By Charlie Swift
EVP, Head of Marketing
& Account Management
CMOs today are well aware that they need identity solutions to bring their marketing efforts to life. As marketing and advertising expand across new and emerging channels, brands are looking to unite their consumer touchpoints both in understanding and experience. This includes a desire to deliver clear and consistent messaging, recognize customers efficiently within the media they engage, and preserve decades worth of marketing data, ensuring that it’s used to inform the next round of campaigns, creative, and media buying. Without an effective approach to customer identity over time, a marketer’s success across these goals will be limited.
These marketing use cases are rock solid, and that’s why CMOs are ready to invest heavily in identity solutions that will carry them into the future. That said, spending on a piece of technology with no immediate return on investment is likely to turn some heads in the boardroom. It’s hard to justify a massive outlay for something that will help with future marketing efforts.
But identity isn’t merely the CMO’s problem. There are financial justifications for investing heavily in identity right now as well – and those may be the deciding factors that can help brands act at this critical juncture.
Here’s what this might look like. A brand analytics team, responsible for audience building, is looking for an identity solution to connect its website (which serves as a content hub) with all of its other properties, email lists, and media channels. Layer into that the need to connect both first- and third-party data to inform go-forward messaging decisions. The CMO understands the complexity of the issue and understands that the brand needs a comprehensive solution to manage this going forward.
An identity solution for an enterprise of this size might cost around $1 million. However, once the CMO brings that price tag to the rest of the executive team, the message that gets returned is that sales now needs to sign up for an extra $2 million in revenue to pay for this technology that the analytics team needs. Anyone who’s not on the marketing side, or not technologically-oriented, is going to blanch at the idea, especially when there is a separation between revenue and expense accountability within an organization.

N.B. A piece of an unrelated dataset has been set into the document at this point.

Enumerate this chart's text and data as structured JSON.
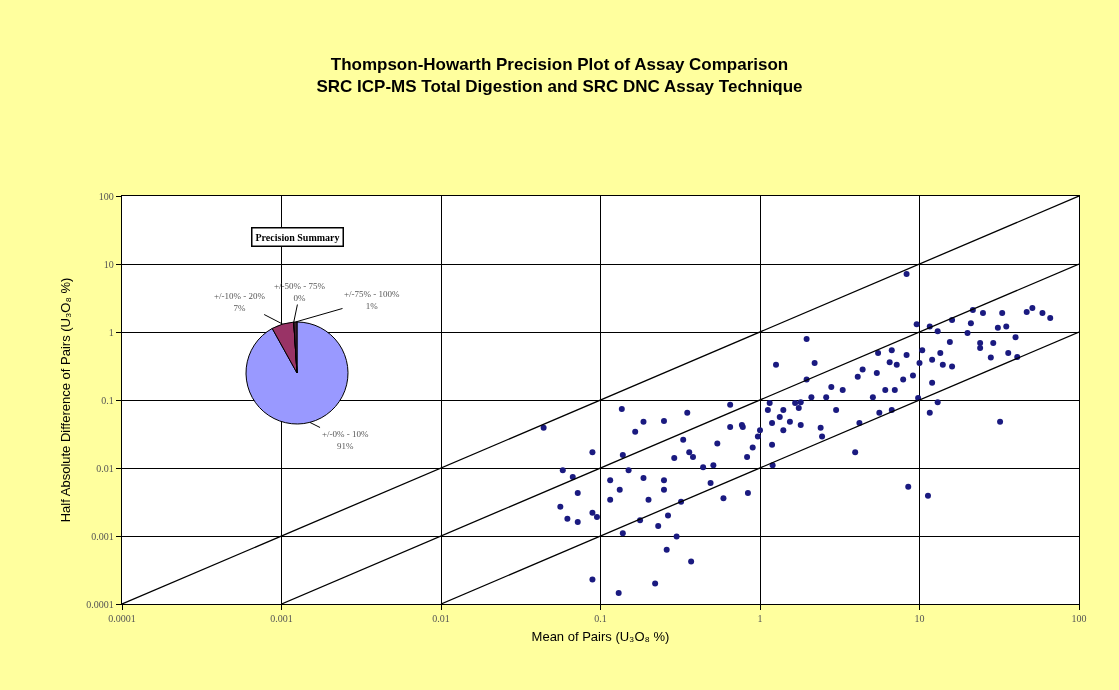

Most CFOs would look at this request and ask where the money is going to come from and want to see a timeline for when this investment would show value. The smart CMO can solve this challenge by pointing to the immediate and long-term value of managing identity, including some major cost savings. Here is what CFOs need to understand about identity.
The goal of uniting users and their associated data from across channels and media properties may feel relatively complex, but it’s also representative of modern marketing. There are more ways to reach consumers than ever before, and data is most valuable to the marketing team when it is standardized and usable across channels. Audience reach becomes more efficient, ensuring that media spending is not wasted on the wrong customer. Performance measurement becomes a greater possibility allowing marketers to adjust messaging faster and more effectively. Without unity of data there’s a lot of guessing and fuzzy math going on to determine future marketing plans.
Identity solutions can provide a single view across the addressable audience. This helps CMOs lay out their future media plans, with a greater understanding of which audiences and channels are under- or over-exposed. The more insight available, the more efficient the plan, the greater the cost savings and the higher the ROI. For CFOs, this means they can hold CMOs more accountable to revenue to cost KPIs and better optimize resources.
The point of building an identity strategy and using it to form a media plan is to drive real-world outcomes. Targeted advertising, without the waste, should result in high-performing campaigns that drive more revenue. The payoff may not be immediate, but with measurable revenue growth, the CMO and CFO should be able to shake hands and agree on a job well done.
While identity solutions can help ensure compliance, they can also ensure safety. Consumer data and privacy are hot button issues in part because major companies keep experiencing links, exposing the data of millions of customers. Beyond the basic financial blows, this can damage a brand’s reputation beyond preparation. A secure identity solution reduces the risk of data leakage, thereby avoiding damaging experiences in the future. There’s a longer-term benefit as well, which is that paying for an adaptable identity now should save a brand from having to fully modernize their technology later. Updates over time are always easier than platform replacements. That should also provide meaning cost savings to the CFO.